After Vince and Eric leave the party, Drama and Turtle (Jerry Ferrara) move the party to Vince's hotel room. When Anthony Michael Hall urinates from the balcony, they are kicked out of the hotel. Vince and Eric finally locate Billy, convincing him to show them the cut. After watching it, they claim they love it, although in the drive home, Eric says he disliked it. When he asks Vince if he really loved the cut, Vince hesitates.

==Production==
===Development===
The episode was written by series creator Doug Ellin, and directed by co-producer Mark Mylod. This was Ellin's 29th writing credit, and Mylod's fifth directing credit.

==Reception==
===Viewers===
In its original American broadcast, "The First Cut Is the Deepest" was seen by an estimated 2.27 million household viewers with a 1.2/4 in the 18–49 demographics. This means that 1.2 percent of all households with televisions watched the episode, while 4 percent of all of those watching television at the time of the broadcast watched it. This was a slight increase in viewership from the previous episode, which was watched by an estimated 2.24 million household viewers with a 1.4/4 in the 18–49 demographics.

===Critical reviews===
"The First Cut Is the Deepest" received generally positive reviews from critics. Ahsan Haque of IGN gave the episode a "good" 7 out of 10 and wrote, "After the previous episode's phenomenal documentary format triumph, this week's outing represents a return to the classic storytelling style of the show. It's successful, and certainly entertaining, but after the precedent set in the season opener, this episode simply doesn't live up to the high bar that was set last week. Drama's neurotic approach to keeping his house clean, as well as Ari's ordeal with the exclusive private school delivered on both comedy and entertainment, but the main storyline of chasing Billy Walsh around town felt more like a stalling tactic by the writers."

Alan Sepinwall wrote, "Not really wild about the Ari subplot, which reminded me of that episode from earlier this year where his old college buddy came to visit. It was just filler, something for Piven to do early in a season that doesn't seem to have much room for Ari." Adam Sternbergh of Vulture wrote, "The enjoyment level of any given episode of Entourage is inversely proportional to how many scenes involve Turtle and Drama hanging out together. As foils to straight men E and Vince, they're funny and necessary; as fugitives from a buddy comedy strolling the aisles of Costco, they make you stab at your DVR's fast-forward." Trish Wethman of TV Guide wrote, "Frankly, I am ready to move on from this little chapter in Vince's career. Hopefully Medellin will prove to be a huge success, but in the meantime it seems that Vince is going to get the chance to explore the inner life of a broke, unemployed actor. I guess that could be considered Method, right?"

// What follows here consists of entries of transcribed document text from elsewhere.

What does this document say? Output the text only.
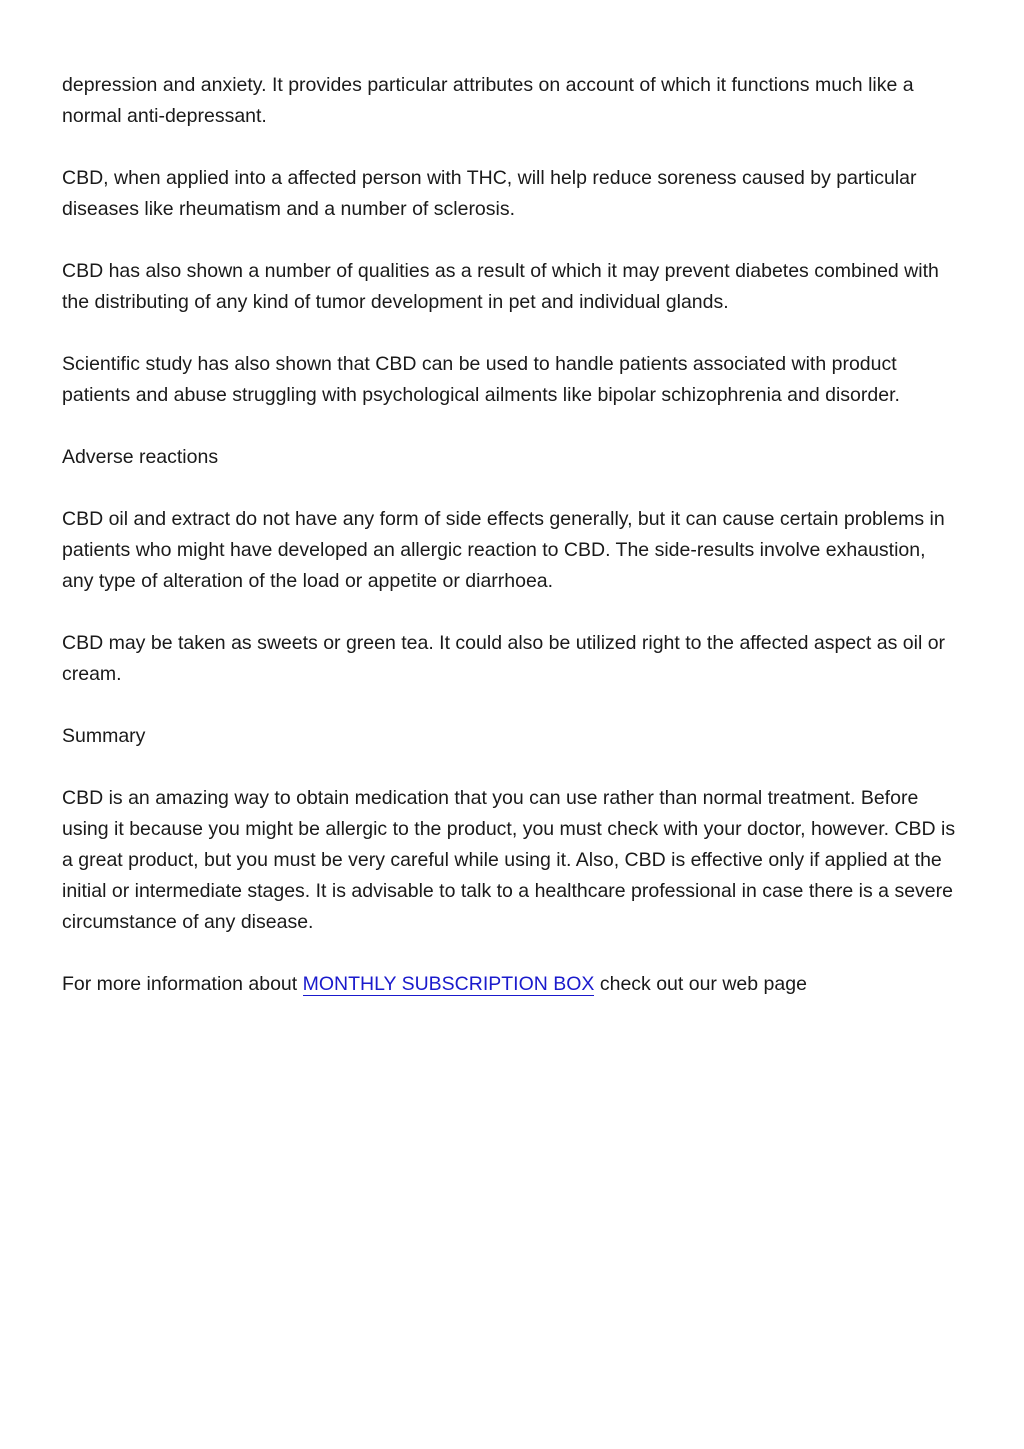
depression and anxiety. It provides particular attributes on account of which it functions much like a normal anti-depressant.

CBD, when applied into a affected person with THC, will help reduce soreness caused by particular diseases like rheumatism and a number of sclerosis.

CBD has also shown a number of qualities as a result of which it may prevent diabetes combined with the distributing of any kind of tumor development in pet and individual glands.

Scientific study has also shown that CBD can be used to handle patients associated with product patients and abuse struggling with psychological ailments like bipolar schizophrenia and disorder.

Adverse reactions

CBD oil and extract do not have any form of side effects generally, but it can cause certain problems in patients who might have developed an allergic reaction to CBD. The side-results involve exhaustion, any type of alteration of the load or appetite or diarrhoea.

CBD may be taken as sweets or green tea. It could also be utilized right to the affected aspect as oil or cream.

Summary

CBD is an amazing way to obtain medication that you can use rather than normal treatment. Before using it because you might be allergic to the product, you must check with your doctor, however. CBD is a great product, but you must be very careful while using it. Also, CBD is effective only if applied at the initial or intermediate stages. It is advisable to talk to a healthcare professional in case there is a severe circumstance of any disease.

For more information about MONTHLY SUBSCRIPTION BOX check out our web page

Chris Shonberger of Entertainment Weekly wrote, "After last week's unexpected making of doc, The First Cut Is the Deepest felt like the real season 4 premiere. Granted, any of the last nine episodes would have worked equally well as a season opener, but this one definitely had all the trappings of a classic Entourage premiere." Jonathan Toomey of TV Squad wrote, "This show continues to impress me. After last week's stellar "documentary" episode, we returned to the regular format but still maintained this ridiculously entertaining blend of humor and drama that the show has achieved. It was good to begin with and now it's even better."